Song
- Released: 1936
- Genre: Folk
- Composer: Earl Robinson
- Lyricist: Alfred Hayes

= Joe Hill (song) =

"Joe Hill", also known as "I Dreamed I Saw Joe Hill Last Night", is a folk song named after the labor activist Joe Hill. It was originally written as a poem by Alfred Hayes and then composed into music by Earl Robinson in 1936. The song recounts a dream in which Joe Hill appears and claims he never died despite being framed for murder and shot by "the copper bosses." He tells the dreamer, "From San Diego up to Maine / In every mine and mill / Where workers strike and organize / It's there you'll find Joe Hill."

== Reception ==
In 2014, the Paul Robeson version of the song was the third-most requested song by British Labour politicians on Desert Island Discs, behind "Jerusalem" and "Nkosi Sikelel' iAfrika", with the song also chosen by then-party leader Ed Miliband.

== Covers and adaptations ==
- Paul Robeson released the song on his albums Songs of Free Men (1943), Paul Robeson: Favorite Songs (1959) and the live album Paul Robeson at Carnegie Hall (1959)
- Joan Baez performed the song at the Woodstock music festival in 1969 and later included it in her album, One Day at a Time.
- The Dubliners released a version of the song on their 1970 album Revolution.

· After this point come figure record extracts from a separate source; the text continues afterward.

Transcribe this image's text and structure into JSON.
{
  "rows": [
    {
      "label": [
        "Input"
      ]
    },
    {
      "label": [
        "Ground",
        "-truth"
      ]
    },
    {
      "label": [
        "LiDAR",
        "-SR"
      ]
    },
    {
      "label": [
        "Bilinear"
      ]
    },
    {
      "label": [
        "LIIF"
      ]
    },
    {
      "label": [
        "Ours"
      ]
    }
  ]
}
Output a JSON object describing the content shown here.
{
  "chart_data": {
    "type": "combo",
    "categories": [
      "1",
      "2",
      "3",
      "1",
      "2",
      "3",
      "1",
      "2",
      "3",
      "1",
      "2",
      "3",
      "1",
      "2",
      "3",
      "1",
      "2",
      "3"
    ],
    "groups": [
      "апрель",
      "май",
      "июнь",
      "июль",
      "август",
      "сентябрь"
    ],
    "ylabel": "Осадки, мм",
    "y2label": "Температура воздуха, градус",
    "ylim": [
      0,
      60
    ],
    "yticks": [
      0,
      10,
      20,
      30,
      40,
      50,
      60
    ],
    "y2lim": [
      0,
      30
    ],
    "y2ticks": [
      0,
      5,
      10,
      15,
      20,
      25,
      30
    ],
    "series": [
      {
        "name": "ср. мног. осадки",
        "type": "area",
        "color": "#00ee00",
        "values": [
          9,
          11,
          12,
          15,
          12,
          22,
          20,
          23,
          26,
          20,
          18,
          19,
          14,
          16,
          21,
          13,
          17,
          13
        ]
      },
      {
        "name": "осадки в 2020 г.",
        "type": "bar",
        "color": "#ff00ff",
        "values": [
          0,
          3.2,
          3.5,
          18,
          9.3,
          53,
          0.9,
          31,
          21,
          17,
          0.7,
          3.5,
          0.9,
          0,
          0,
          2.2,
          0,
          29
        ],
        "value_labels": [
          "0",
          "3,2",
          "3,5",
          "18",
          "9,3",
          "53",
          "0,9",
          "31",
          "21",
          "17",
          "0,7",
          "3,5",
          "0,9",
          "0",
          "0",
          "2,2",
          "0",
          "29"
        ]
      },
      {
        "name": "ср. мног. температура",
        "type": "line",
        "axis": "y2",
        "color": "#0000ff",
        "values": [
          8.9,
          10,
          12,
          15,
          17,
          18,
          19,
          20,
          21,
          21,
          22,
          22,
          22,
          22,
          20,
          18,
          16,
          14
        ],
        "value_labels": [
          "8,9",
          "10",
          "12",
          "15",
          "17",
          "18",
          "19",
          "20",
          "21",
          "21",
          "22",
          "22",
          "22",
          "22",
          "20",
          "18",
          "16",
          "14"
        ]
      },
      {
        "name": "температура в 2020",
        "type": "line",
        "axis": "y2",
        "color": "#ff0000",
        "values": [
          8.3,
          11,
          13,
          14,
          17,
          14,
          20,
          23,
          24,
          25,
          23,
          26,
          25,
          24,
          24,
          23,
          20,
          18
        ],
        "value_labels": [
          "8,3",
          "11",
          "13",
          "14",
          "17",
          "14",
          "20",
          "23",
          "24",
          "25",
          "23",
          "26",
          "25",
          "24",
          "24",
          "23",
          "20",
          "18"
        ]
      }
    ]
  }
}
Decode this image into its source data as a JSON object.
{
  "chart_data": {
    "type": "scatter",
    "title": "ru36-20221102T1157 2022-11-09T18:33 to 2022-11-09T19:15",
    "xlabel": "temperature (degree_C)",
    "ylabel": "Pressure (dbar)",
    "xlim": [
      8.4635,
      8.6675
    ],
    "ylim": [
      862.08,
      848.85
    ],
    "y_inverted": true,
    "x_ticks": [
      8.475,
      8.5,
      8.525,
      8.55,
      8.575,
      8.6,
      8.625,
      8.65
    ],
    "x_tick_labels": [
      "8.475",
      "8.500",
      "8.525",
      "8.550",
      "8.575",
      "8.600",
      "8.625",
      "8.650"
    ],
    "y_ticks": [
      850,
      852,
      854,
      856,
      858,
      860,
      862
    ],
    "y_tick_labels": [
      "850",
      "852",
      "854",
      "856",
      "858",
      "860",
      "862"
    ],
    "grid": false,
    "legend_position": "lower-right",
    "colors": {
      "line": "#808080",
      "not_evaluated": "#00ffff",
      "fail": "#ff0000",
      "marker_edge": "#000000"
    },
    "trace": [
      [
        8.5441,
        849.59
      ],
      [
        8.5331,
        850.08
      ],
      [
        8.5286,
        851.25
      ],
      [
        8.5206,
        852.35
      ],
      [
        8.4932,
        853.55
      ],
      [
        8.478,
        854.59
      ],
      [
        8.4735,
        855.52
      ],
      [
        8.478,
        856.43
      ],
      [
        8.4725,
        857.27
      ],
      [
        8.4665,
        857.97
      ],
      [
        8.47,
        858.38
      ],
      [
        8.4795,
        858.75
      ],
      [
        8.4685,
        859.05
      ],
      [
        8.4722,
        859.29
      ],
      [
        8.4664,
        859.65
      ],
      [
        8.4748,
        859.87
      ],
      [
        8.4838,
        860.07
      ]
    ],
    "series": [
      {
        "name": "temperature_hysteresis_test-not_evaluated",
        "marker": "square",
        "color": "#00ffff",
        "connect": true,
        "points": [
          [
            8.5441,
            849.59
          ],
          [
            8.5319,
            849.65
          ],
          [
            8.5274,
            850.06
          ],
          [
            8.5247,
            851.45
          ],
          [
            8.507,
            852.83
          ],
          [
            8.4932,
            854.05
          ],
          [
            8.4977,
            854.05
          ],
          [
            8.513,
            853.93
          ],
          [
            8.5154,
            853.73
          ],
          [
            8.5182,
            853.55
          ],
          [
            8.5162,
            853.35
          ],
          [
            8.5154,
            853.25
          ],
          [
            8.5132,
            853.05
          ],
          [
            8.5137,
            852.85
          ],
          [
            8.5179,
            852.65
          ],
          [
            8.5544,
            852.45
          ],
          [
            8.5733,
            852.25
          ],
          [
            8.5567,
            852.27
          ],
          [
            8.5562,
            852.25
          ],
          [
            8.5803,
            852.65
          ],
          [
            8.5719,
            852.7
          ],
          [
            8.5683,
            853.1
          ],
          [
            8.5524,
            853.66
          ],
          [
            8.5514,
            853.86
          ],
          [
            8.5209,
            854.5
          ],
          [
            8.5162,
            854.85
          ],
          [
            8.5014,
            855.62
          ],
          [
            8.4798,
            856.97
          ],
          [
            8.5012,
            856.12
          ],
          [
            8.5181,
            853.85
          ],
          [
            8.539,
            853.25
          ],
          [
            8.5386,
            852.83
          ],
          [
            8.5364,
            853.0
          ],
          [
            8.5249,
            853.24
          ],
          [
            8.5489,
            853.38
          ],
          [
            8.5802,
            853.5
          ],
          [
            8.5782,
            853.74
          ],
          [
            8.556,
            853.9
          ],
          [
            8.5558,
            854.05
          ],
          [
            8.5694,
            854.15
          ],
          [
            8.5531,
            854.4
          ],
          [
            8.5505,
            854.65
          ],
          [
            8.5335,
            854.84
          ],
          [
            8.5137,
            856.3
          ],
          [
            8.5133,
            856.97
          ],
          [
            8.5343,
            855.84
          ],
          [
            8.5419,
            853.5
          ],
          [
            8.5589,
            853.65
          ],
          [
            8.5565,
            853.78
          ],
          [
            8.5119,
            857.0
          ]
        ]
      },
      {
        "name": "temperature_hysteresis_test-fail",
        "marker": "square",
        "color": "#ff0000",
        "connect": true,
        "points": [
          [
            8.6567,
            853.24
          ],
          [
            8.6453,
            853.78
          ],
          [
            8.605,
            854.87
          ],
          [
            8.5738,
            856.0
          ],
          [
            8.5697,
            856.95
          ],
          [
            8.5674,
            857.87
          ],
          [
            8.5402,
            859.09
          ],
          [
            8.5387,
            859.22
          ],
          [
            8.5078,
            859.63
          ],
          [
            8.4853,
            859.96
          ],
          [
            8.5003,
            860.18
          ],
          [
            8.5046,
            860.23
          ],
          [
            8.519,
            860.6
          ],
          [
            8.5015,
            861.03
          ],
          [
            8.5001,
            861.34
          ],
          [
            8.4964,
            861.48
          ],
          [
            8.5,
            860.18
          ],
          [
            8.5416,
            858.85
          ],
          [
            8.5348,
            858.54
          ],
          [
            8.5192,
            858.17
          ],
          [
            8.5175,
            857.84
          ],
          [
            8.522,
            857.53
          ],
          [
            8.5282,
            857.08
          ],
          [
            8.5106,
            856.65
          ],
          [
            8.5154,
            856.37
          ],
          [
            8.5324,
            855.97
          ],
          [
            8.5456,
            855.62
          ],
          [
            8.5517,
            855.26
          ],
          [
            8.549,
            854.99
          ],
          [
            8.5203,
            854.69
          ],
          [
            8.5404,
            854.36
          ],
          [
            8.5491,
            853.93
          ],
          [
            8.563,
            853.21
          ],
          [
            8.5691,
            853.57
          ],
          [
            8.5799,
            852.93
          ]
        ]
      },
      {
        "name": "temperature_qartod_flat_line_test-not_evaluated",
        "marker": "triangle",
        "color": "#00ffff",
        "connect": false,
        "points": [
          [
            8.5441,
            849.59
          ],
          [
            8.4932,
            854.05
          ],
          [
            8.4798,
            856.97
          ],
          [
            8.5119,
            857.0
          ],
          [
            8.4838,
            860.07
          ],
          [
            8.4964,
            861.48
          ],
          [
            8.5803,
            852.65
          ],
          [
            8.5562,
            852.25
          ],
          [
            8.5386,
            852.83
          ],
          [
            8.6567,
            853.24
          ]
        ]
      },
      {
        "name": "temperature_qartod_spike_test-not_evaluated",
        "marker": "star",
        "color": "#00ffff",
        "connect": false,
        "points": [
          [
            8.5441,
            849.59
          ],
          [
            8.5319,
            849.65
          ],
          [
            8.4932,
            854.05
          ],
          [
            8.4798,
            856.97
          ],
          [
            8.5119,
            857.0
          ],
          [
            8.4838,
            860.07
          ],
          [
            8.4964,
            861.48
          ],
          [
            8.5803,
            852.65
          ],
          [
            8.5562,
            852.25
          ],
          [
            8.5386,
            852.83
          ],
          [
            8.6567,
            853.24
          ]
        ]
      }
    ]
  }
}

It was later released as part of the Definitive Luke Kelly Collection in 2010.
- Billy Bragg released a modified version in 1990 called "I Dreamed I Saw Phil Ochs Last Night" about the prolific protest singer from the 1960s.
- The High Kings performed a faster, more upbeat cover of the song while on tour in 2011 and later included it in their album, Live in Ireland.
- On International Workers' Day in 2014, at Tampa, Florida, Bruce Springsteen and the E Street Band opened their show with a cover of the song.